= Leo Chamberlain =

British monk and teacher

Leo Chamberlain OSB (13 August 1940 – 23 November 2019) was master of St Benet's Hall, Oxford, a monk of Ampleforth Abbey, and headmaster of Ampleforth College.
(Fr Leo was christened 'George'; He was given the monastic name 'Leo' when he joined the monastery after he graduated. Traditionally, he became 'George Leo Chamberlain'. Throughout his time as a
pupil at Ampleforth, he was known as 'George'.)

Educated at Ampleforth, George (Leo) Chamberlain subsequently attended Oxford University (University College) between 1958 and 1961, holding the Burn Open Scholarship in History, and following his graduation took a post at Ampleforth teaching history, theology, and politics. Having taken monastic vows he was ordained priest in 1968.

Responsible for a number of innovations (including the establishment of the school's golf course between 1963 and 1987), he became the school's youngest ever housemaster in 1972, and was appointed head of history shortly afterwards. Becoming headmaster of Ampleforth in 1992, he oversaw the first admission of girls to what had previously been a single sex college. Having retired from teaching in December 2003, he became master of St Benet's Hall on 1 September 2004. He retired as Master in 2007 and was succeeded by Felix Stephens and became parish priest of St John the Evangelist Catholic Church, Easingwold, Yorkshire.

==Childhood and youth==
Leo Chamberlain was born on 13 August 1940 in Kent during the Battle of Britain. His father, Noel, from a Catholic Lancashire family in 1895, had been the second Ampleforth alumnus to hold an open Award at Oxford (he was an Exhibitioner of University College). He had joined the army in 1914, and then became a professional soldier, accepting a captain's commission in the new Army Education Corps in 1920. Leo's mother, Sally, was born in India. After her own father's early death, she went to the Lawrence school on Mount Abu, and followed her mother into training as a nurse. Her training incomplete, she nursed her mother in her last illness and then returned to England and work as a governess. His parents met in Blackheath after both had come to England.
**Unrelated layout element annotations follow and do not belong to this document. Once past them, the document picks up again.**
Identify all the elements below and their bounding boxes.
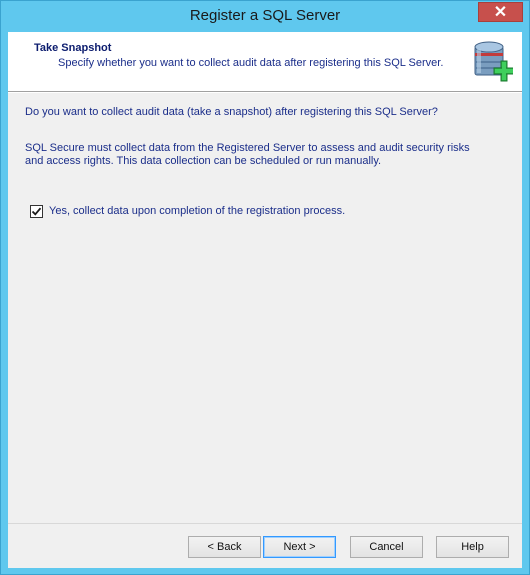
back-button[interactable]: < Back — [188, 536, 261, 558]
collect-data-option[interactable]: Yes, collect data upon completion of the… — [30, 204, 345, 218]
checkmark-icon — [31, 207, 42, 216]
server-add-icon — [471, 39, 515, 83]
wizard-step-description: Specify whether you want to collect audi… — [58, 57, 444, 69]
snapshot-info: SQL Secure must collect data from the Re… — [25, 142, 495, 168]
dialog-window: Register a SQL Server ✕ Take Snapshot Sp… — [0, 0, 530, 575]
snapshot-question: Do you want to collect audit data (take … — [25, 106, 438, 118]
dialog-client-area: Take Snapshot Specify whether you want t… — [8, 32, 522, 568]
collect-data-label[interactable]: Yes, collect data upon completion of the… — [49, 205, 345, 217]
wizard-step-title: Take Snapshot — [34, 42, 112, 54]
info-line-1: SQL Secure must collect data from the Re… — [25, 142, 470, 154]
info-line-2: and access rights. This data collection … — [25, 155, 382, 167]
title-bar[interactable]: Register a SQL Server ✕ — [1, 1, 529, 32]
close-button[interactable]: ✕ — [478, 2, 523, 22]
footer-divider — [8, 523, 522, 524]
header-divider — [8, 92, 522, 93]
help-button[interactable]: Help — [436, 536, 509, 558]
next-button[interactable]: Next > — [263, 536, 336, 558]
cancel-button[interactable]: Cancel — [350, 536, 423, 558]
window-title: Register a SQL Server — [189, 7, 341, 24]
wizard-header: Take Snapshot Specify whether you want t… — [8, 32, 522, 92]
collect-data-checkbox[interactable] — [30, 204, 43, 218]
His father's military career meant that, according to his mother, the family lived in 18 different homes in Leo's childhood and youth. The war was spent in Edinburgh while Colonel Chamberlain pioneered the work of Army Education for the armies in Italy. After that came a move to Harrogate which, off and on, was to be the main family base ever after. After an interval in Egypt, marred by discovery of ill health, said to be an obscure form of tuberculosis, Leo went to Gilling Castle, Ampleforth's prep school, in 1949, but spent most of the next two years in the hands of doctors in England and Switzerland. On the road to recovery, he went back to Ampleforth and entered the Upper School in 1954. An early enthusiasm for rugby was ended when the doctors forbade contact sport, not a route to popularity or distinction in a sports conscious school. Academic progress brought a modest crop of O levels and entry three years running to A level, ending satisfactorily. He had achieved commoner entry to University College in the same year, and matriculated in 1958 at 18 years old. This meant that he was still eligible for the scholarship examination, and that friendly College awarded him the Open Burn scholarship, the top history scholarship at the end of his first term. {https://stjohntheevangelisteasingwold.co.uk/news/}

==Religious life==
Leo Chamberlain took his simple (temporary) vows at Ampleforth in 1962, followed by the usual course of study towards ordination, all at Ampleforth, combined increasingly with the teaching of History and other activity in the school. Solemn vows came in 1965 and ordination as a priest in 1968. Life was not all prayer and teaching. He established the college bookshop on a more ambitious scale from 1968, ran the business side of the Ampleforth Journal, and for some 25 years built up the golf course with devoted teams of boys who preferred looking after grass to games. Altogether, he tended to stick with jobs. In 1972 he became a housemaster and held the job for 20 years. He was also named the head of history several years later, holding that appointment for nearly as long.

There was time also to support Christians under persecution in central and eastern Europe. He worked for a time with the Catholic charity, Aid to the Church in Need, and for a long period with Keston Institute, promoting directly aid to the Church and people of Poland in the Solidarity period, and, in 1990 set up the first major international conference of Christians from east and west at Ampleforth. In 1992 he was appointed headmaster of Ampleforth, leading the school through a period of change and development. Between 1992 and 2003, the school's A level pass rates rose beyond grade inflation, and the school's facilities underwent redevelopment. Roughly £20m was invested in the school over a ten-year period. Girls arrived in the sixth form in 2001, and their introduction at 13+ was planned for 2004. He continued teaching A level history into his fortieth year of teaching at that level, valuing the contact and the discussion offered by his sets, and benefiting from the open friendliness and friendship of generations of Amplefordians. He retired in December 2003 at age 63, and became Master of St Benet's Hall in September 2004, retiring in 2007.